Fellow kayaking enthusiasts and Grand Rapids, Mich., residents Chris Muller and Chip Richards first started talking about the possibility of restoring the rapids to the Grand River seven years ago over a beer at Founders Brewing Co.
"It started with a basic notion,” Muller recalls. “There used to be rapids. Why aren't they there anymore, and what would it take to bring them back?"
Their conversation has since grown into a public-private partnership and revitalization effort that has the support of area boaters, fishermen, businesses and philanthropists, as well as Mayor George Heartwell, Gov. Rick Snyder, Sen. Debbie Stabenow and the Michigan Department of Natural Resources. In May 2013, it gained the endorsement of the White House with the project’s addition to the Urban Waters Federal Partnership.
The Grand River runs through the core of downtown Grand Rapids and drops 18 feet in elevation within that 2-mile stretch. To put the amount of drop – and whitewater potential – in perspective, Muller explains, consider the fact that the river drops only four more feet over the next 40 miles.
The Grand’s natural whitewater rapids disappeared when dams that were built more than a century ago and dredging of the riverbed smoothed its waters. Taking out the dams and using thousands of tons of boulders, rocks and gravel to restore the riverbed would “put the rapids back in the Grand," Muller and Richards say.
Getting buy-in on their big idea was not easy in the beginning.
"The first couple years were pretty brutal," Muller says. "We had a lot of people who just said, 'No. That's crazy.' But Chip and I are pretty stubborn, so when we believe in something enough, it's hard to tell us no.”
Muller, a real estate broker and consultant by trade, and Richards, a retired commercial photographer and stay-at-home dad, formed the nonprofit Grand Rapids Whitewater (GRWW) in 2009. They enlisted the help of Colorado-based RiverRestoration, an organization that provides planning, engineering and technical support for such projects. A community engagement process helped pull together diverse interest groups, which expanded the scope of the Grand River revitalization project beyond the initial vision of creating a whitewater recreation area.

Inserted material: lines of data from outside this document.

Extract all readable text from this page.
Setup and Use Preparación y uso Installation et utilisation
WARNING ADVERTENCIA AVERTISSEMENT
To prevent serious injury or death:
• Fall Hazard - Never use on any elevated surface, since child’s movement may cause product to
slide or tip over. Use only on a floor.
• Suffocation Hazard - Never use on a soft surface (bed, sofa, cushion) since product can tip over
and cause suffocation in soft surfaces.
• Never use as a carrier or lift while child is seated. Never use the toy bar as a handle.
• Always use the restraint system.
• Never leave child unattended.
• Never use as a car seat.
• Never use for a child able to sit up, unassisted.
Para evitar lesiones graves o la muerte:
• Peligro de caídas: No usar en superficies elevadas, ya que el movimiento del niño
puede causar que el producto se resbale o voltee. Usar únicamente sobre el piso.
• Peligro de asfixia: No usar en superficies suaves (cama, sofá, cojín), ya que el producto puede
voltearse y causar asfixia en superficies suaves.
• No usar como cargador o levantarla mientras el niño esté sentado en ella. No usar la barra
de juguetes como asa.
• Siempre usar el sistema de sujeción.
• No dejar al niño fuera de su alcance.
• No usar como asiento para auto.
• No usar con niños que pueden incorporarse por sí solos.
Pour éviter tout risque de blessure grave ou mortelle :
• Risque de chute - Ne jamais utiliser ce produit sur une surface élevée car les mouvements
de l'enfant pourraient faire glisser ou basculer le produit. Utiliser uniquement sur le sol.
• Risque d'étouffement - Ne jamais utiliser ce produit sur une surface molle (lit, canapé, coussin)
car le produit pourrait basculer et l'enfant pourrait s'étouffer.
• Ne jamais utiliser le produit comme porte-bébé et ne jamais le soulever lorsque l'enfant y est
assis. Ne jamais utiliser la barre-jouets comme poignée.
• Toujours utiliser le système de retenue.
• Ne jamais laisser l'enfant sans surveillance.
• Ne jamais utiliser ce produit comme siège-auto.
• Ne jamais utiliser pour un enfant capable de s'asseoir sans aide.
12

“Everyone has a different perspective of why the river is important to them. These varying opinions helped us change the way we approach the river, and also helped us change the ultimate outcome of what we’d like to accomplish with the river,” Muller says.
Those refined goals include restoration of habitat for lake sturgeon and endangered snuffbox mussels as well as bringing new economic opportunity and greater livability to Grand Rapids.
A detailed preliminary plan for the Grand River restoration was released in November 2013. What’s needed next is more study, more engineering and a whole lot more money. The estimated cost of the project totals $27 million. An aggressive fundraising campaign led by Muller and Richards has pulled in support from Founders Brewing Co., Downtown Grand Rapids Inc., the Little River Band of Ottawa Indians, the Wege Foundation, Frey Foundation, Dyer-Ives Foundation and several DeVos Family Foundations.
“I’m definitely here to stay and see it to completion,” Muller says. “It’s really exciting to see how the city will grow around a restored river.”